7 As Article 3 trumps Article 8, the outcome of this appeal is not affected by what does seem to be an error in the panel's decision on private life. They noted that CD had lived in the United Kingdom for 27 years, and found that he had "no ties (social, personal or family) with Jamaica." But this misquotes paragraph 399A(a) of the Immigration Rules, which refers to 'cultural', not 'personal', ties. As the Grounds of Appeal argue, CD had spent the first 20 years of his life in Jamaica, and "would have knowledge of the culture and customs there." It is not as if he was brought to the United Kingdom as a young child, and spent all his formative years here

8. On the other hand the panel have not, in my judgment, made an error of law in their setting of the proportionality balance under Article 8 in its family life aspect. Having reached the fifth of Lord Bingham's questions in Razgar, they consider the factors which should be weighed on the public interest side of the balance. First they observe that according to the OASys Report completed on 3rd December 2012 the risk of CD re-offending is 'low', and that he has been classified by the London Probation Trust as 'being of low risk of harm'. Then they set out at length the well-known passages from N (Kenya) and OH (Serbia) in which the Court of Appeal enjoins adjudicators/ immigration judges to keep in mind certain important facets of the public interest. The panel do not omit the injunction of Lord Justice Wilson (as he was then) that "the risk of re-offending is one facet of the public interest but, in the case of very serious crimes, not the most important facet." Those other facets are also quoted. They are, of course, deterrence, the expression of society's revulsion, and the building of public confidence.

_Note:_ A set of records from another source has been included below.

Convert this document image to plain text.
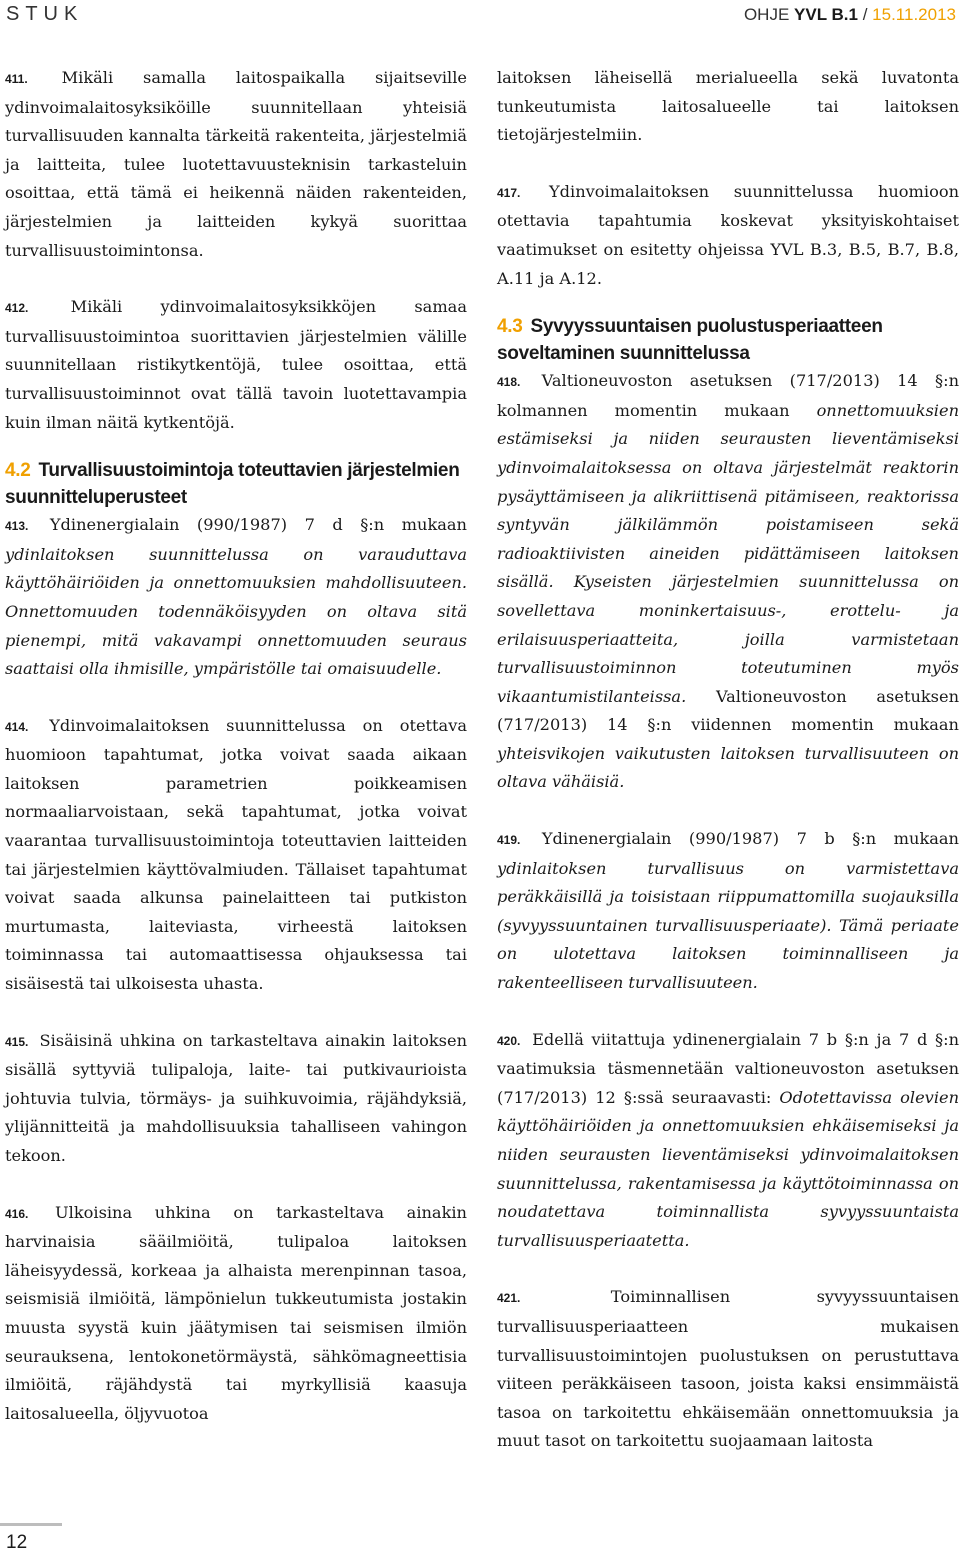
STUK	OHJE YVL B.1 / 15.11.2013

411. Mikäli samalla laitospaikalla sijaitseville ydinvoimalaitosyksiköille suunnitellaan yhteisiä turvallisuuden kannalta tärkeitä rakenteita, järjestelmiä ja laitteita, tulee luotettavuusteknisin tarkasteluin osoittaa, että tämä ei heikennä näiden rakenteiden, järjestelmien ja laitteiden kykyä suorittaa turvallisuustoimintonsa.

412.	Mikäli ydinvoimalaitosyksikköjen samaa turvallisuustoimintoa suorittavien järjestelmien välille suunnitellaan ristikytkentöjä, tulee osoittaa, että turvallisuustoiminnot ovat tällä tavoin luotettavampia kuin ilman näitä kytkentöjä.

4.2 Turvallisuustoimintoja toteuttavien järjestelmien suunnitteluperusteet

413. Ydinenergialain (990/1987) 7 d §:n mukaan ydinlaitoksen suunnittelussa on varauduttava käyttöhäiriöiden ja onnettomuuksien mahdollisuuteen. Onnettomuuden todennäköisyyden on oltava sitä pienempi, mitä vakavampi onnettomuuden seuraus saattaisi olla ihmisille, ympäristölle tai omaisuudelle.

414. Ydinvoimalaitoksen suunnittelussa on otettava huomioon tapahtumat, jotka voivat saada aikaan laitoksen parametrien poikkeamisen normaaliarvoistaan, sekä tapahtumat, jotka voivat vaarantaa turvallisuustoimintoja toteuttavien laitteiden tai järjestelmien käyttövalmiuden. Tällaiset tapahtumat voivat saada alkunsa painelaitteen tai putkiston murtumasta, laiteviasta, virheestä laitoksen toiminnassa tai automaattisessa ohjauksessa tai sisäisestä tai ulkoisesta uhasta.

415. Sisäisinä uhkina on tarkasteltava ainakin laitoksen sisällä syttyviä tulipaloja, laite- tai putkivaurioista johtuvia tulvia, törmäys- ja suihkuvoimia, räjähdyksiä, ylijännitteitä ja mahdollisuuksia tahalliseen vahingon tekoon.

416. Ulkoisina uhkina on tarkasteltava ainakin harvinaisia sääilmiöitä, tulipaloa laitoksen läheisyydessä, korkeaa ja alhaista merenpinnan tasoa, seismisiä ilmiöitä, lämpönielun tukkeutumista jostakin muusta syystä kuin jäätymisen tai seismisen ilmiön seurauksena, lentokonetörmäystä, sähkömagneettisia ilmiöitä, räjähdystä tai myrkyllisiä kaasuja laitosalueella, öljyvuotoa

laitoksen läheisellä merialueella sekä luvatonta tunkeutumista laitosalueelle tai laitoksen tietojärjestelmiin.

417. Ydinvoimalaitoksen suunnittelussa huomioon otettavia tapahtumia koskevat yksityiskohtaiset vaatimukset on esitetty ohjeissa YVL B.3, B.5, B.7, B.8, A.11 ja A.12.

4.3 Syvyyssuuntaisen puolustusperiaatteen soveltaminen suunnittelussa

418. Valtioneuvoston asetuksen (717/2013) 14 §:n kolmannen momentin mukaan onnettomuuksien estämiseksi ja niiden seurausten lieventämiseksi ydinvoimalaitoksessa on oltava järjestelmät reaktorin pysäyttämiseen ja alikriittisenä pitämiseen, reaktorissa syntyvän jälkilämmön poistamiseen sekä radioaktiivisten aineiden pidättämiseen laitoksen sisällä. Kyseisten järjestelmien suunnittelussa on sovellettava moninkertaisuus-, erottelu- ja erilaisuusperiaatteita, joilla varmistetaan turvallisuustoiminnon toteutuminen myös vikaantumistilanteissa. Valtioneuvoston asetuksen (717/2013) 14 §:n viidennen momentin mukaan yhteisvikojen vaikutusten laitoksen turvallisuuteen on oltava vähäisiä.

419. Ydinenergialain (990/1987) 7 b §:n mukaan ydinlaitoksen turvallisuus on varmistettava peräkkäisillä ja toisistaan riippumattomilla suojauksilla (syvyyssuuntainen turvallisuusperiaate). Tämä periaate on ulotettava laitoksen toiminnalliseen ja rakenteelliseen turvallisuuteen.

420. Edellä viitattuja ydinenergialain 7 b §:n ja 7 d §:n vaatimuksia täsmennetään valtioneuvoston asetuksen (717/2013) 12 §:ssä seuraavasti: Odotettavissa olevien käyttöhäiriöiden ja onnettomuuksien ehkäisemiseksi ja niiden seurausten lieventämiseksi ydinvoimalaitoksen suunnittelussa, rakentamisessa ja käyttötoiminnassa on noudatettava toiminnallista syvyyssuuntaista turvallisuusperiaatetta.

421.	Toiminnallisen syvyyssuuntaisen turvallisuusperiaatteen mukaisen turvallisuustoimintojen puolustuksen on perustuttava viiteen peräkkäiseen tasoon, joista kaksi ensimmäistä tasoa on tarkoitettu ehkäisemään onnettomuuksia ja muut tasot on tarkoitettu suojaamaan laitosta

12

9. Save for the passages quoted from N (Kenya) and OH (Serbia), the panel do not refer explicitly to those other facets of the public interest when they say, "We have carried out a balancing exercise between the public interest in removing the Appellant in the interest of maintaining law and order and preventing crime on the one hand and the Appellant's and his family's compassionate circumstances on the other." They are very clear that "the Appellant had committed very serious offences over time. He was engaged in drug dealing and other offences." Have they said enough to assure the reader that the public interest has been properly taken into account?

10. It seems to me that the instant case can be distinguished from PK (Congo) [2013] EWCA Civ 1500, in which the First-tier Tribunal allowed an appeal against deportation by a man with an appalling criminal record, whose risk of re-offending had been assessed as high, but who had regular contact with children of his. There was no mention at all of the public interest facets listed in OH (Serbia). The Court of Appeal upheld the Upper Tribunal's finding that the First-tier Tribunal had not taken account of those facets and had accordingly erred in law. Those facets have, of course, been set out by the panel in the instant case. Having done that, can they be said to have forgotten about them almost immediately, when carrying out the all-important balancing exercise? The structure of this part of the determination does not support such a notion. Having looked at the public interest at paragraphs 55-59, the panel look at the factors going the other way at paragraphs 60-61, including the best interests of the children (which, Miss Ukachi-Lois points out, a family court thinks will be served by having contact with CD). At paragraph 62 the panel carry out the balancing exercise and conclude that deportation would be disproportionate.

11. Matters of weight are classically not matters of law, and I cannot say that the panel here erred in law by holding that the public interest was outweighed in the present case. It follows that, overall, the First-tier determination must stand.


DECISION

The Secretary of State's appeal is dismissed.